Sleep Fictions: A Digital Companion

III.1 Hudson

Chapter 2 concludes with Roderick's climactic "yawn," which evinces early signs of Rowland's perturbation at Roderick’s expressions of exhaustion. The next chapter commences with another of Roderick’s disappointing yawns. After extensive introductions to the classical art of Rome, Roderick rejects Rowland’s request to make one more visit. Relunctantly, Rowland leaves Roderick lounging in the park while he pays homage to the fresco of Guercino. Upon his return, Rowland embellishes the view that Roderick missed, telling him that “it looked like the prospect from a castle turret in a fairy tale." Roderick responds by “throwing himself back with a yawn” and telling Rowland that he is suffering from “an indigestion of impressions." 

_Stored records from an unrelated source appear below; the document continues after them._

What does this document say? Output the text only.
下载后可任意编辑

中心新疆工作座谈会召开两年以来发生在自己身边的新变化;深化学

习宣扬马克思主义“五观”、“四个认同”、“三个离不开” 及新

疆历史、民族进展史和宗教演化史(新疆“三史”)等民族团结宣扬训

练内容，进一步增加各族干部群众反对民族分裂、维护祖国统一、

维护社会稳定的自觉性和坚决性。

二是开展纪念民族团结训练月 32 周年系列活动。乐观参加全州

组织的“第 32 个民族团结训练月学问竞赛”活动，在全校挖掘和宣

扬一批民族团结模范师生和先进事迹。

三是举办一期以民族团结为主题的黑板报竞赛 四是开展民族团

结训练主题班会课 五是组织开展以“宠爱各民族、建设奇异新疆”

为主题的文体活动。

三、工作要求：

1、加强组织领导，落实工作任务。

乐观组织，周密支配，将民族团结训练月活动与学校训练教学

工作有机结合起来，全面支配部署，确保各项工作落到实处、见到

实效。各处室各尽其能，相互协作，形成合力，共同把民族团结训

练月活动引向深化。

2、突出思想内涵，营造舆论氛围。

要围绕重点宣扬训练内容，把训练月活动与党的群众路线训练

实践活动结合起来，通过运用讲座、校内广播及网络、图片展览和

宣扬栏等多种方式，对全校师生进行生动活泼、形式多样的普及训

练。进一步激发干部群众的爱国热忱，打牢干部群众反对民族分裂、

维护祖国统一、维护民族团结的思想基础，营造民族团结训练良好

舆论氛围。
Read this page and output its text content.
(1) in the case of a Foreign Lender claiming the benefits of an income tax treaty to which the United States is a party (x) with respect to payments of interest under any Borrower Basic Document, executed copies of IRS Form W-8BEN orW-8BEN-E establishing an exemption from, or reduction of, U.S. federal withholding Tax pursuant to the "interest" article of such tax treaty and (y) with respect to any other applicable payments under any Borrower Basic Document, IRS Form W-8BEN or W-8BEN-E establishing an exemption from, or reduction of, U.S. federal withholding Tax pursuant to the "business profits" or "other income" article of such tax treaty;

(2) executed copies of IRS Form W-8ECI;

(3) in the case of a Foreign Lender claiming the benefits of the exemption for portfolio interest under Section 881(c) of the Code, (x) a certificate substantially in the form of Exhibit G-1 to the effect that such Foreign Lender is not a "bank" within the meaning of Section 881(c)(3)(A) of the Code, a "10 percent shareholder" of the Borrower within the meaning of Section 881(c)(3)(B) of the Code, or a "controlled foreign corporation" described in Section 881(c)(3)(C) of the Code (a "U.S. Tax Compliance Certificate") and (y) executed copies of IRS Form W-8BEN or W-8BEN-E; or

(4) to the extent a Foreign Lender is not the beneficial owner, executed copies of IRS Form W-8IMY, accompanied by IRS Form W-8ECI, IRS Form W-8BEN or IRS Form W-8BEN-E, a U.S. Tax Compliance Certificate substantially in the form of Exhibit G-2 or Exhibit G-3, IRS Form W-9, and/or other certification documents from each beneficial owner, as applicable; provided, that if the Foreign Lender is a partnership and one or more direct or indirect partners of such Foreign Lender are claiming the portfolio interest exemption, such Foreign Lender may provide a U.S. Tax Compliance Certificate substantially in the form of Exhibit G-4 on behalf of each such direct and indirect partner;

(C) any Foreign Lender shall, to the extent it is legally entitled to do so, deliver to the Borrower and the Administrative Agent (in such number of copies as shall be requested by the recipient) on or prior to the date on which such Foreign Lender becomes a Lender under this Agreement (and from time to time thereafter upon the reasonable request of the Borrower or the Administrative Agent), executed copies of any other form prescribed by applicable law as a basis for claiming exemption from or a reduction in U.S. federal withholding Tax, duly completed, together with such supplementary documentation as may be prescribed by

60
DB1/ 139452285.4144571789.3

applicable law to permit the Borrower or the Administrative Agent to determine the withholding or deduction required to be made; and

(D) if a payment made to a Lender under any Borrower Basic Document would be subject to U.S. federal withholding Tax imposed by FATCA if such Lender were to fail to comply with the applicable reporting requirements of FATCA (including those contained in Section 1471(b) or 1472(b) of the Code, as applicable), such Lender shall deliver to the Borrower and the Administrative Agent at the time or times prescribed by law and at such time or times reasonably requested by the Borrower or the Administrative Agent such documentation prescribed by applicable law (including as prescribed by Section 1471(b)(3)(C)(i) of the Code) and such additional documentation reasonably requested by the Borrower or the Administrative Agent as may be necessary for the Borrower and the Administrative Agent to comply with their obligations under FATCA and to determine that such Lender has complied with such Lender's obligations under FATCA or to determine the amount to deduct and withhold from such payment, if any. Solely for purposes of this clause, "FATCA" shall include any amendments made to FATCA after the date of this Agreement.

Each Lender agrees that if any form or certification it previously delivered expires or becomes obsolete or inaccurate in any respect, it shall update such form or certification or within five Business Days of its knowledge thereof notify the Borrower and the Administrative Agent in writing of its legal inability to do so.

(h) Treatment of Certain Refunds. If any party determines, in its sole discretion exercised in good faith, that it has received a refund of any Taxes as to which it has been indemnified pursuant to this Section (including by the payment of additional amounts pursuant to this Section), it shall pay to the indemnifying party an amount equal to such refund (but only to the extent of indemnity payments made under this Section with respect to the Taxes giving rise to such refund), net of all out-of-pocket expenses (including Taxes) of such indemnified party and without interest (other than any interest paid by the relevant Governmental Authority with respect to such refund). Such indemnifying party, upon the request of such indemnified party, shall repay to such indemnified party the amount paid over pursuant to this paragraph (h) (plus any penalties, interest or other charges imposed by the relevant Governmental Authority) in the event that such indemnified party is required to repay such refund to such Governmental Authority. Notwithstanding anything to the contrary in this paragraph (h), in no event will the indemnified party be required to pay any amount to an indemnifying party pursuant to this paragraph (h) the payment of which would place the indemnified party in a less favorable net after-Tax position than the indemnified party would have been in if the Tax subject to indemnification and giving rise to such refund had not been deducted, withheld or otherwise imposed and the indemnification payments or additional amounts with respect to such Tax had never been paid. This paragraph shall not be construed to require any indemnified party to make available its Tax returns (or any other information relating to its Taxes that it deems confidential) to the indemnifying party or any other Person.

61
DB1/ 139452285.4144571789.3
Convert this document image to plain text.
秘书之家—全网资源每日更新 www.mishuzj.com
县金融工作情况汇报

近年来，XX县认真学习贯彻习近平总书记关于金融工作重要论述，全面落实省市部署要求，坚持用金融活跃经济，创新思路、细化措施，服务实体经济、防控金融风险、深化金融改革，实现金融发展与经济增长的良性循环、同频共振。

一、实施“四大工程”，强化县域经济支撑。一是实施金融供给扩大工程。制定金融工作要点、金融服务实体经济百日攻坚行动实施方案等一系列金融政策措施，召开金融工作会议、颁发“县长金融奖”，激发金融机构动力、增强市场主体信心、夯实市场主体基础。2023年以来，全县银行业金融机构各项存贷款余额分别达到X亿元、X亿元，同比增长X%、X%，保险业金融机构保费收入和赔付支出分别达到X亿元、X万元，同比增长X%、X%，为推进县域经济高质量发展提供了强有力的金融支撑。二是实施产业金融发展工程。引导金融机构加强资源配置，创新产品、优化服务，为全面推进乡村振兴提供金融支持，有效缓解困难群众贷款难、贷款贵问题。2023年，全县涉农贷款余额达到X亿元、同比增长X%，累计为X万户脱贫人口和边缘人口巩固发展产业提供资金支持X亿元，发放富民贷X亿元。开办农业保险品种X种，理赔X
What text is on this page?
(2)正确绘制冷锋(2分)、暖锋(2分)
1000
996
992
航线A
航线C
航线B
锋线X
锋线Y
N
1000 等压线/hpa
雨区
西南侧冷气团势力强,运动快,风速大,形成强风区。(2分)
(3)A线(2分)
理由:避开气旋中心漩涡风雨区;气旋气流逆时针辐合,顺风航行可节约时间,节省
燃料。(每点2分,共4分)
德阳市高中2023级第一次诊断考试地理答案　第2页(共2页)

To Rowland’s disappointment, rather than be energized and inspired by the classical art that surrounds him, Roderick is fatigued by it: Being deprived of hands-on work serves only to enervate Roderick. Rather than passively consume art, he wants to create it. For Rowland, this is problematic to his investment. He expects Roderick to study and imitate the work of the masters. Roderick fails to respect this stipulation of Rowland’s patronage, as he blatantly condemns the passivity of aesthetic consumption that Rowland so highly values. Roderick reflects: “The other day, when I was looking at Michael Angelo’s Moses, I was seized with a kind of defiance—a reaction against all this mere passive enjoyment of grandeur." Such a response to the voyeurism of classical art is underscored by a working-class sentiment—a desire to rebel against the passive privilege of aesthetic culture. Roderick argues that, to truly appreciate art, one must at least attempt its creation.

In contradicting his earlier ruminations about effort versus success, Rowland takes offense at Roderick’s supposition by slyly mocking his young patron: “As you say, you can but try . . . Success is only passionate effort." Rowland pushes Roderick to work harder while, at the same time, feeling frustrating with Roderick’s failure to adhere to the aesthetic ideals of the leisure class. Rowland’s paradoxical frustration underscores the complication that class status poses to his patron-artist relationship: Rowland hopes to shape Roderick into a talented artist, but aspires for his social class to be appropriate for a man of genius.